Thich Nhat Hanh, the Zen Buddhist master, has some interesting advice about what it means to truly let go. Many people mistake detachment or non-clinging to be a form of aloofness or emotional disconnect from others, but as Hanh explains, letting go often means loving someone more than you have ever loved them before. So we should master the art of letting go.
The Buddha taught that detachment, one of the disciplines on the Noble Path, also called ariyasaavaka, is not a physical act of withdrawal or even a form of austerity.
Though the Buddha teaches of a “non-action which is an integral part of the Right Way,” if it is taken out of context it can give the impression that we should develop a lack of concern for others, and that we should live without genuinely feeling or expressing our emotions – cutting ourselves off from life.
These types of misinterpretations are sadly common since there are not always direct translations from the Pali language into English.
This form of “detachment” is an erroneous understanding of the Buddha’s message. Master Hanh states that to let go truly, we must learn to love more completely.
Non-attachment only happens when our love for another extends beyond our own personal expectations of gain, or our anticipation of a specific, desired outcome.
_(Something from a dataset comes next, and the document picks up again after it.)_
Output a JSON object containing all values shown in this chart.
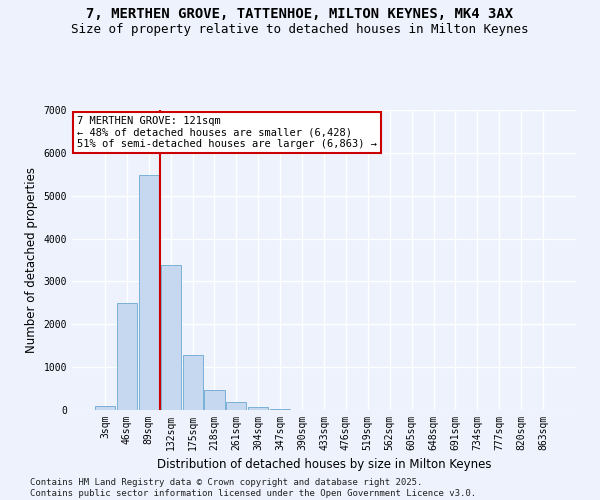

Hanh describes four forms of complete detachment, which surprisingly, aren’t about holding yourself up in a cave and ignoring everyone who has broken your heart or ignoring your lust or desire for a romantic interest. This is not detachment. Art of letting go – means diving in. For example:
Maitri (Not the Love You Know)
Hanh describes the importance of Maitri, not love as we normally understand in a Westernized use of the word. He states,
The first aspect of true love is maitri (Metta, in Pali), the intention and capacity to offer joy and happiness. To develop that capacity, we have to practice looking and listening deeply so that we know what to do and what not to do to make others happy. If you offer your beloved something she does not need, that is not maitri. You have to see her real situation or what you offer might bring her unhappiness.
In other words, your detachment may come in accepting that certain things you would normally do to make another person feel loved and appreciated may not be what the person you are actively loving now, needs. Instead of forcing that behaviour on another person, with an egoic intent to “please” them, you simply detach from that need in yourself and truly observe what makes another person feel comfortable, safe, and happy.
Hanh further explains,
“We have to use language more carefully. “Love” is a beautiful word; we have to restore its meaning. The word “maitri” has roots in the word Mitra which means friend. In Buddhism, the primary meaning of love is friendship.”
The next form of true detachment is compassion. When we let go, we don’t stop offering a compassionate touch, word, or need to help someone who is in pain. We also don’t expect to take their hurt or pain away. Compassion contains deep concern, though. It is not aloofness It is not isolation from others.
Related: Love Sometimes Requires Letting Go
The Buddha smiles because he understands why pain and suffering exist and because he also knows how to transform it. You become more deeply involved in life when you become detached from the outcome, but this does not mean you don’t participate fully – even in others’ pain.